Sunday, 1 February 2015

Things we can't explain: Kenyans and Hungarians

Kenyans are very good runners. In fact, they are the best. Kenyans certainly don't win every race, but relative to their country's population there is no contest. Many interesting theories exist as why Kenyans are better at long distance running. An abbreviated list: Cattle ranging, running to school, work ethic, monetary incentive, aerobic capacity, thin calves, altitude, barefoot adolescence, mental optimism, their diet, and total participation numbers, just to name a few.

More incredible is how the Kalenjin tribe, with just 5 million individuals, dominates most of the Kenyan wins.
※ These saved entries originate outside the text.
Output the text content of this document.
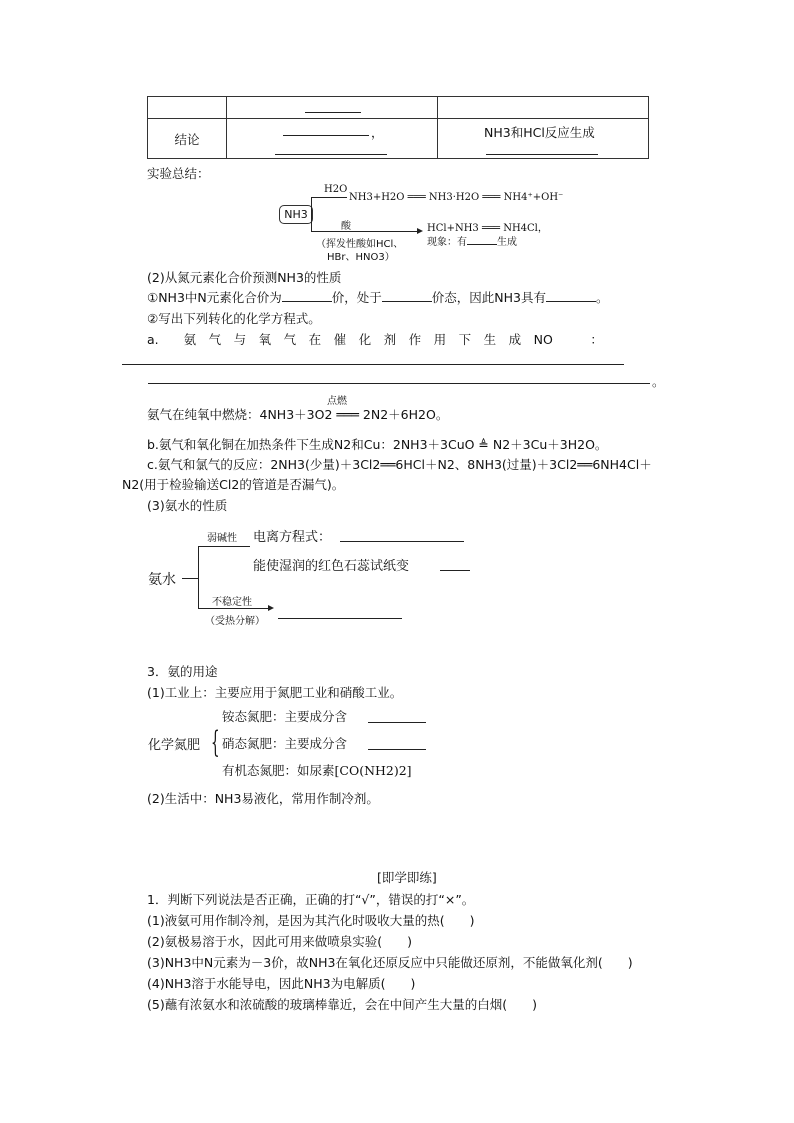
结论	，	NH3和HCl反应生成
实验总结：
NH3
H2O
NH3+H2O ═══ NH3·H2O ═══ NH4⁺+OH⁻
酸
（挥发性酸如HCl、
HBr、HNO3）
HCl+NH3 ═══ NH4Cl，
现象：有	生成
(2)从氮元素化合价预测NH3的性质
①NH3中N元素化合价为	价，处于	价态，因此NH3具有	。
②写出下列转化的化学方程式。
a.　　氨　气　与　氧　气　在　催　化　剂　作　用　下　生　成　NO　　　：
。
点燃
氨气在纯氧中燃烧：4NH3＋3O2 ═══ 2N2＋6H2O。
b.氨气和氧化铜在加热条件下生成N2和Cu：2NH3＋3CuO ≜ N2＋3Cu＋3H2O。
c.氨气和氯气的反应：2NH3(少量)＋3Cl2══6HCl＋N2、8NH3(过量)＋3Cl2══6NH4Cl＋
N2(用于检验输送Cl2的管道是否漏气)。
(3)氨水的性质
弱碱性 电离方程式：
能使湿润的红色石蕊试纸变
氨水
不稳定性
（受热分解）
3．氨的用途
(1)工业上：主要应用于氮肥工业和硝酸工业。
化学氮肥 {
铵态氮肥：主要成分含
硝态氮肥：主要成分含
有机态氮肥：如尿素[CO(NH2)2]
(2)生活中：NH3易液化，常用作制冷剂。
[即学即练]
1．判断下列说法是否正确，正确的打“√”，错误的打“×”。
(1)液氨可用作制冷剂，是因为其汽化时吸收大量的热(　　)
(2)氨极易溶于水，因此可用来做喷泉实验(　　)
(3)NH3中N元素为－3价，故NH3在氧化还原反应中只能做还原剂，不能做氧化剂(　　)
(4)NH3溶于水能导电，因此NH3为电解质(　　)
(5)蘸有浓氨水和浓硫酸的玻璃棒靠近，会在中间产生大量的白烟(　　)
To quote Wikipedia "from 1980 on, about 40% of the top honours available to men in international athletics at these distances have been earned by Kalenjin".

In the world of sport, no other country seems quite as dominant, except for maybe the Canadians participation in NHL hockey (at about 50%), but this sport is not universally played. And to a lesser extent there are Jamaicans in sprinting, eastern Europeans in weightlifting, Romanian gymnasts, and Russian females high jumpers.

Nevertheless I had to pause and wonder about whether this sheer uniqueness of Kenyan running was in itself unique. Therefore I began to consider which other countries, at given epochs, had also dominated a single activity. Hence I want to focus on math, a discipline, like running, that in theory should be practicable anywhere.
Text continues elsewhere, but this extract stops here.